This is a trap that ppl not knowing the guts of Linux fall into.

Basically you still have your memory it is just the Linux kernel is "smart" enough to realise that the most efficient space for it to store infomation is in RAM, thus it will try to use all of your RAM up. 

Every time you load a program it first must be coppied to RAM (CPU's can only execute from RAM->CACHE) now when you finish using that program the Linux kernel will leave all the libary data in RAM. Why?

Lets say you started Firefox, browsed and then quit it. The first time you load FF it takes some seconds as it loads the data to RAM. However, the 2nd time all that data is already in RAM so it loads almost instantly.

in short

MemTotal:      1035012 kB

MemFree:        342932 kB

Buffers:        222336 kB

Cached:         353972 kB

The key here is Cached memory which you have 350MEg's of, plus 340meg of free memory so essentually you have 690Meg of free RAM.

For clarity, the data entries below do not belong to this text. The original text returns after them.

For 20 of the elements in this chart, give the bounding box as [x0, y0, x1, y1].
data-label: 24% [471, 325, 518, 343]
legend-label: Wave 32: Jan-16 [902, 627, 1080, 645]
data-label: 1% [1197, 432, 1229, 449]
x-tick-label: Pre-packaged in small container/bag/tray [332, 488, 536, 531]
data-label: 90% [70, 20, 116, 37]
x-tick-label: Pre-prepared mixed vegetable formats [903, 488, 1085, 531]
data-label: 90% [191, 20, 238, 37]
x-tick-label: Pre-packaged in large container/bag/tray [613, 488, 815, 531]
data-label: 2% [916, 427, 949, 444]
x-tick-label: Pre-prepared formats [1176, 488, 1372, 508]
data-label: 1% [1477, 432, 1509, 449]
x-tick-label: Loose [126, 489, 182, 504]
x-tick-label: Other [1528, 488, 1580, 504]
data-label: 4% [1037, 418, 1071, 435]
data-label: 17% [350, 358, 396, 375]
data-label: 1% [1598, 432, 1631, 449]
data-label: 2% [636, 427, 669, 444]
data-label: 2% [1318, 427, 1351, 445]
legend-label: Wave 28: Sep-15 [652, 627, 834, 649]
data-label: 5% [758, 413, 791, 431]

IF you need more RAM then the linux kernel has in its MemFree section it will start to unload stuff from teh Cached mem to enable that memory to be used

so dont worry its still all there

----------

## sponge

Thanks for the informative reply.  :Smile: 

Is there any way to clear the cache?

----------

## lightvhawk0

you could try playing with /proc/sys/vm/swappiness

but personally i think it's better to have all that ram cached so that programs that have already ran are run from ram... and not waiting on the hard disk..

----------

## -NoXy-

hm, the thing is : what do u need that memory for ?

quick way to check the cached mem : 

free -m

anyway that memory is released if needed.

----------

## neuron

free -m is not accurate with newer kernels, - buffers/cache I'm using 279 mb now, but if I launch a memory hungry app, remove it from memory and check again it'll be considerably lower.

----------

## sponge

 *-NoXy- wrote:*   

> hm, the thing is : what do u need that memory for ?
> 
> quick way to check the cached mem : 
> 
> free -m
> ...

 I just annoys me that my SystemMonitor adesklet displays that I'm using ridiculous amounts of memory while web browsing.

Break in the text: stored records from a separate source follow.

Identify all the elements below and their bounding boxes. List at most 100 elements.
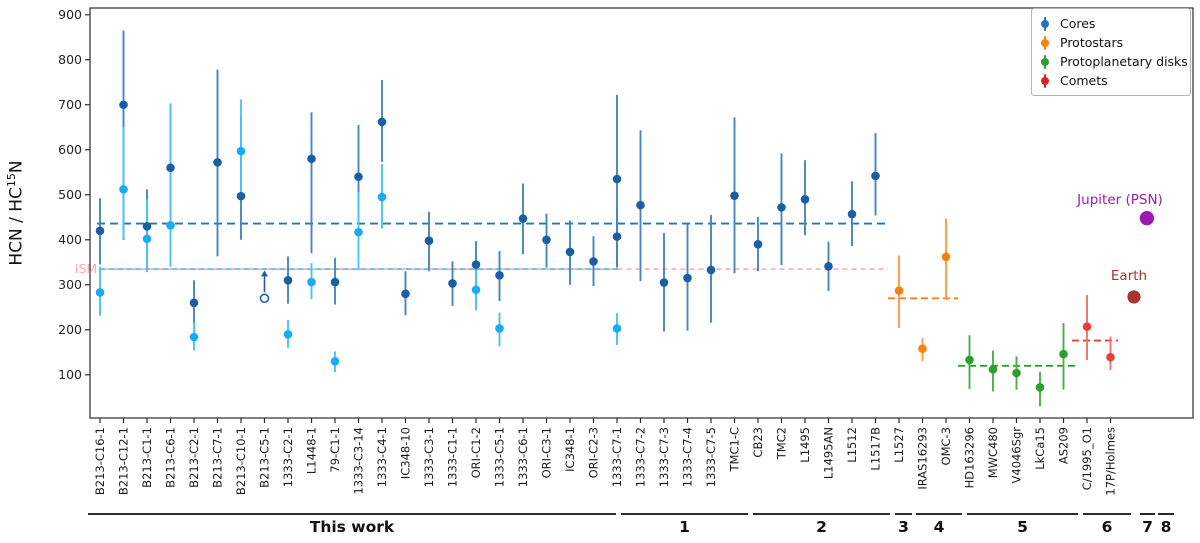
data-point: [354, 227, 363, 237]
data-point: [448, 279, 457, 288]
y-axis-title-prefix: HCN / HC: [6, 187, 27, 266]
data-point: [119, 100, 128, 110]
legend: Cores Protostars Protoplanetary disks Comet…: [1031, 8, 1191, 96]
legend-label: Cores: [1060, 16, 1096, 31]
data-point: [95, 288, 105, 297]
x-tick-label: B213-C12-1: [117, 427, 131, 495]
x-tick-label: L1512: [845, 427, 859, 463]
x-tick-label: AS209: [1057, 427, 1071, 464]
x-tick-label: B213-C7-1: [211, 427, 225, 488]
y-tick-label: 500: [58, 187, 82, 202]
x-tick-label: ORI-C2-3: [587, 427, 601, 478]
data-point: [307, 154, 316, 164]
data-point: [471, 285, 481, 295]
group-label: 2: [816, 518, 827, 536]
x-tick-label: 1333-C7-5: [704, 427, 718, 487]
data-point: [307, 277, 316, 287]
legend-marker-dot: [1041, 19, 1049, 28]
legend-marker-dot: [1041, 38, 1049, 47]
x-tick-label: L1527: [892, 427, 906, 463]
special-point: [1127, 290, 1141, 304]
data-point: [1035, 383, 1045, 392]
x-tick-label: LkCa15: [1033, 427, 1047, 470]
data-point: [166, 221, 175, 230]
data-point: [612, 232, 622, 241]
data-point: [800, 194, 810, 204]
x-tick-label: HD163296: [963, 427, 977, 488]
data-point: [1106, 352, 1115, 362]
special-point: [1139, 210, 1155, 226]
y-axis-title-superscript: 15: [5, 173, 18, 188]
legend-label: Protostars: [1060, 35, 1124, 50]
y-tick-label: 200: [58, 322, 82, 337]
data-point: [330, 356, 340, 366]
data-point: [683, 273, 692, 283]
y-axis-title-suffix: N: [6, 160, 27, 174]
data-point: [565, 247, 575, 257]
x-tick-label: ORI-C3-1: [540, 427, 554, 478]
data-point: [189, 298, 199, 308]
data-point: [824, 262, 833, 271]
legend-item-protostars: Protostars: [1038, 33, 1182, 52]
data-point: [1012, 368, 1021, 378]
group-label: 6: [1102, 518, 1113, 536]
data-point: [213, 158, 222, 167]
data-point: [965, 355, 974, 365]
x-tick-label: L1517B: [869, 427, 883, 471]
y-tick-label: 600: [58, 142, 82, 157]
data-point: [495, 271, 504, 280]
x-tick-label: 1333-C7-4: [681, 427, 695, 487]
x-tick-label: L1495: [798, 427, 812, 463]
x-tick-label: 1333-C6-1: [516, 427, 530, 487]
x-tick-label: OMC-3: [939, 427, 953, 465]
x-tick-label: 1333-C7-3: [657, 427, 671, 487]
y-tick-label: 300: [58, 277, 82, 292]
legend-label: Protoplanetary disks: [1060, 54, 1188, 69]
data-point: [377, 117, 387, 127]
x-tick-label: 1333-C7-1: [610, 427, 624, 487]
data-point: [589, 257, 598, 266]
x-tick-label: IRAS16293: [916, 427, 930, 490]
group-label: 8: [1161, 518, 1172, 536]
data-point: [659, 278, 669, 287]
group-label: 3: [898, 518, 909, 536]
x-tick-label: B213-C5-1: [258, 427, 272, 488]
y-tick-label: 400: [58, 232, 82, 247]
data-point: [166, 163, 175, 173]
x-tick-label: 1333-C3-14: [352, 427, 366, 495]
data-point: [95, 226, 105, 236]
legend-errorbar-marker-icon: [1038, 35, 1052, 51]
data-point: [730, 191, 739, 200]
data-point: [894, 286, 904, 295]
x-tick-label: B213-C16-1: [93, 427, 107, 495]
x-tick-label: ORI-C1-2: [469, 427, 483, 478]
legend-item-cores: Cores: [1038, 14, 1182, 33]
data-point: [612, 174, 622, 184]
legend-errorbar-marker-icon: [1038, 73, 1052, 89]
x-tick-label: L1495AN: [822, 427, 836, 479]
x-tick-label: B213-C2-1: [187, 427, 201, 488]
data-point: [1059, 349, 1068, 359]
x-tick-label: 1333-C4-1: [375, 427, 389, 487]
legend-marker-dot: [1041, 57, 1049, 66]
data-point: [542, 235, 551, 245]
data-point: [518, 214, 528, 223]
x-tick-label: 1333-C1-1: [446, 427, 460, 487]
data-point: [283, 275, 293, 285]
y-tick-label: 900: [58, 7, 82, 22]
x-tick-label: L1448-1: [305, 427, 319, 474]
data-point: [636, 200, 645, 210]
data-point: [377, 192, 387, 202]
ism-label: ISM: [75, 261, 97, 276]
y-tick-label: 100: [58, 367, 82, 382]
x-tick-label: TMC2: [775, 427, 789, 460]
x-tick-label: 79-C1-1: [328, 427, 342, 473]
x-tick-label: IC348-10: [399, 427, 413, 479]
special-point-label: Jupiter (PSN): [1076, 192, 1163, 208]
data-point: [330, 277, 340, 287]
x-tick-label: CB23: [751, 427, 765, 458]
data-point: [847, 209, 857, 219]
legend-item-protoplanetary-disks: Protoplanetary disks: [1038, 52, 1188, 71]
data-point: [354, 172, 363, 182]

I suppose I'll just fix the adesklet to subtract the cached memory from total used.

----------

## arokh

 *sponge wrote:*   

> 
> 
> I just annoys me that my SystemMonitor adesklet displays that I'm using ridiculous amounts of memory while web browsing.
> 
> I suppose I'll just fix the adesklet to subtract the cached memory from total used.

 

A monitor should subtract the cache by default or at least have the option to, showing free memory is useless.

----------